Lange haben österreichische Venture Capital und Private Equity Fondsmanager auf gesetzliche Verbesserungen der Möglichkeiten zur Strukturierung von Fonds gewartet. Seit kurz vor Weihnachten liegt dem Nationalrat nun ein Ministerialentwurf für ein Wagniskapitalfondsgesetz ("WKFG") vor. Die Begutachtungsfrist läuft bis 30.1.2023 und 2023 könnte auch Österreich sich bei der Unternehmensfinanzierung einen Schritt vorwärts bewegen – oder hoffentlich doch noch zwei?

Ziel des Gesetzes ist es, die Eigenkapitalbasis österreichischer Unternehmen, die sich aufgrund der wirtschaftlichen Krisen der letzten Jahre verschlechtert hat, durch Wagniskapital – besser bekannt als Venture Capital und Private Equity – zu stärken.

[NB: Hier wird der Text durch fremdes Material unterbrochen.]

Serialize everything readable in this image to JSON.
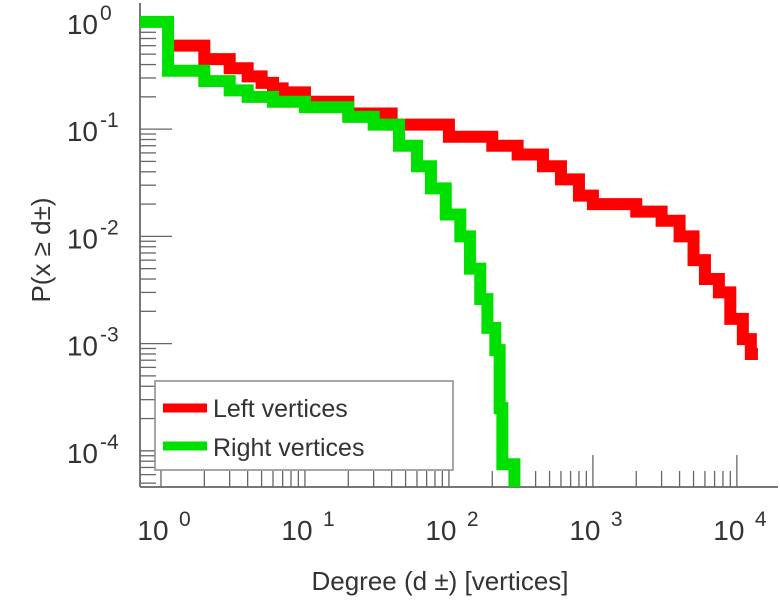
{
  "chart_data": {
    "type": "line",
    "title": "",
    "xlabel": "Degree (d ±) [vertices]",
    "ylabel": "P(x ≥ d±)",
    "xscale": "log",
    "yscale": "log",
    "xlim": [
      0.715,
      19300
    ],
    "ylim": [
      4.6e-05,
      1.5
    ],
    "grid": false,
    "legend_position": "bottom-left",
    "x_ticks": [
      {
        "value": 1,
        "base": "10",
        "exp": "0"
      },
      {
        "value": 10,
        "base": "10",
        "exp": "1"
      },
      {
        "value": 100,
        "base": "10",
        "exp": "2"
      },
      {
        "value": 1000,
        "base": "10",
        "exp": "3"
      },
      {
        "value": 10000,
        "base": "10",
        "exp": "4"
      }
    ],
    "y_ticks": [
      {
        "value": 1,
        "base": "10",
        "exp": "0"
      },
      {
        "value": 0.1,
        "base": "10",
        "exp": "-1"
      },
      {
        "value": 0.01,
        "base": "10",
        "exp": "-2"
      },
      {
        "value": 0.001,
        "base": "10",
        "exp": "-3"
      },
      {
        "value": 0.0001,
        "base": "10",
        "exp": "-4"
      }
    ],
    "series": [
      {
        "name": "Left vertices",
        "color": "#ff0000",
        "points": [
          [
            1.12,
            0.6
          ],
          [
            2,
            0.45
          ],
          [
            3,
            0.37
          ],
          [
            4,
            0.31
          ],
          [
            5,
            0.27
          ],
          [
            6,
            0.24
          ],
          [
            7,
            0.22
          ],
          [
            10,
            0.18
          ],
          [
            20,
            0.14
          ],
          [
            40,
            0.11
          ],
          [
            100,
            0.085
          ],
          [
            200,
            0.07
          ],
          [
            300,
            0.058
          ],
          [
            450,
            0.045
          ],
          [
            600,
            0.034
          ],
          [
            800,
            0.024
          ],
          [
            1000,
            0.02
          ],
          [
            2000,
            0.017
          ],
          [
            3000,
            0.014
          ],
          [
            4000,
            0.01
          ],
          [
            5000,
            0.006
          ],
          [
            6000,
            0.004
          ],
          [
            7500,
            0.003
          ],
          [
            9000,
            0.0017
          ],
          [
            11000,
            0.0011
          ],
          [
            12500,
            0.0008
          ],
          [
            14000,
            0.0008
          ]
        ]
      },
      {
        "name": "Right vertices",
        "color": "#00e000",
        "points": [
          [
            0.715,
            1.0
          ],
          [
            1.12,
            1.0
          ],
          [
            1.12,
            0.35
          ],
          [
            2,
            0.28
          ],
          [
            3,
            0.23
          ],
          [
            4,
            0.2
          ],
          [
            6,
            0.18
          ],
          [
            10,
            0.16
          ],
          [
            20,
            0.13
          ],
          [
            30,
            0.11
          ],
          [
            45,
            0.07
          ],
          [
            60,
            0.045
          ],
          [
            75,
            0.028
          ],
          [
            95,
            0.016
          ],
          [
            120,
            0.01
          ],
          [
            140,
            0.005
          ],
          [
            165,
            0.0026
          ],
          [
            185,
            0.0014
          ],
          [
            210,
            0.00087
          ],
          [
            225,
            0.00025
          ],
          [
            235,
            7.5e-05
          ],
          [
            285,
            7.5e-05
          ],
          [
            285,
            4.6e-05
          ]
        ]
      }
    ]
  }
}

Um dies zu erleichtern, soll das WKFG dafür (bessere) rechtliche Rahmenbedingungen betreffend die Organisation von Wagniskapitalfonds und deren aufsichtsrechtliche Qualifikation schaffen. Das Alternative Investmentfonds Manager-Gesetz ("AIFMG"), das auf Basis einer EU-Richtlinie die aufsichtsrechtlichen Bedingungen vorgibt, enthält nämlich keine produktspezifischen Regelungen.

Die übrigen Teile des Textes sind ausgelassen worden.